I am trying to implement ER-MLP in Ex.6 with the max-margin loss function. The variables y_pos and y_neg used there seem a little confusing.
M = y_pos.size(0)
y_pos = y_pos.view(-1).repeat(C) # repeat to match y_neg
y_neg = y_neg.view(-1)
# target = [-1, -1, ..., -1], i.e. y_neg should be higher than y_pos
target = -np.ones(M*C, dtype=np.float32)
loss = F.margin_ranking_loss(
y_pos, y_neg, target, margin=margin, size_average=average
)
`
- Shouldn't y_neg contain the scores derived for the sampled negatives from the network? The code mentions they are binary-valued containing the true labels, but that doesn't seem right to me
- After the repeating, y_pos becomes M*Cx1 sized tensor, while y_neg is still Mx1 size. This may cause issues when passing to the loss function
- The variable target is initialized as -1, i.e. it would learn to rank y_neg higher, but don't we want the network to rank y_pos higher than y_neg?
Thanks in advance!
Hi,
For margin loss we didn't add proper example as this was particularly implemented for energy based scoring function like transE and related methods and not for ERMLP score. But can be simply adapted for it too. Hope this will answer your questions:
- You're right y_pos and y_neg are meant to be scores of positive and negative samples. Margin loss can also be used by only scoring positive samples and setting hard label to -1 for unknown negatives.

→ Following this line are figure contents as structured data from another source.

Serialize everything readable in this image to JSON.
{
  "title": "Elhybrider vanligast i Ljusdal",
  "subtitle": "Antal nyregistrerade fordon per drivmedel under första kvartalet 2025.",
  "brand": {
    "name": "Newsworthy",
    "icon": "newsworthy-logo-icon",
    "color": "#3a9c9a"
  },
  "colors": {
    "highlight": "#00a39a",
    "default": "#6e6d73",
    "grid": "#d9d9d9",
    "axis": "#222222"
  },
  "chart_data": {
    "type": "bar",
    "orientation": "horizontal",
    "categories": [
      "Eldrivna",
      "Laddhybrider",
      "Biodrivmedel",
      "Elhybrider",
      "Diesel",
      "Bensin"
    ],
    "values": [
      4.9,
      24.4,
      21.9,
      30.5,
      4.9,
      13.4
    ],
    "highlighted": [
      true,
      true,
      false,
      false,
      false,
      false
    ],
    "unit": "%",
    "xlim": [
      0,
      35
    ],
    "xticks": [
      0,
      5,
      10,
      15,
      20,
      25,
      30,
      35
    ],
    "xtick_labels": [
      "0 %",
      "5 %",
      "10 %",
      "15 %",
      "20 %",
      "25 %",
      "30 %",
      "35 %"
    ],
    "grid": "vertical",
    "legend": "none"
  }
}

- y_neg is expected to be of shape MxC. Read the comment:
y_pos = y_pos.view(-1).repeat(C) **# repeat to match y_neg** - Yes negative will get higher score. In energy based scoring function, minimizing scores is same as maximizing energy. This is why negatives have higher energy than positives. It just depend on how scoring function is defined. So for ERMLP you can simply change sign of target.
Thanks for your reply.
Regarding 2, yes I figured that would be the case. But the input specification should be corrected then
y_neg: np.array of size Mx1 (binary) Contains the true labels.
Regarding 3, just to confirm, for ER-MLP, will you then have targets = [1,1,1,....] (M*C x 1 sized)? Because we want to say that seen positive samples should have higher probability of being true, than non-existent ones.
yeah I saw the other comment was misleading. Corrected now.
it depends on the scoring function. If the scores are probabilities then indeed targets should be [1,1,1,...]. In some other case like energy based function targets can also be negative
Hope this answers your query.
Yes that's helpful. Thank you!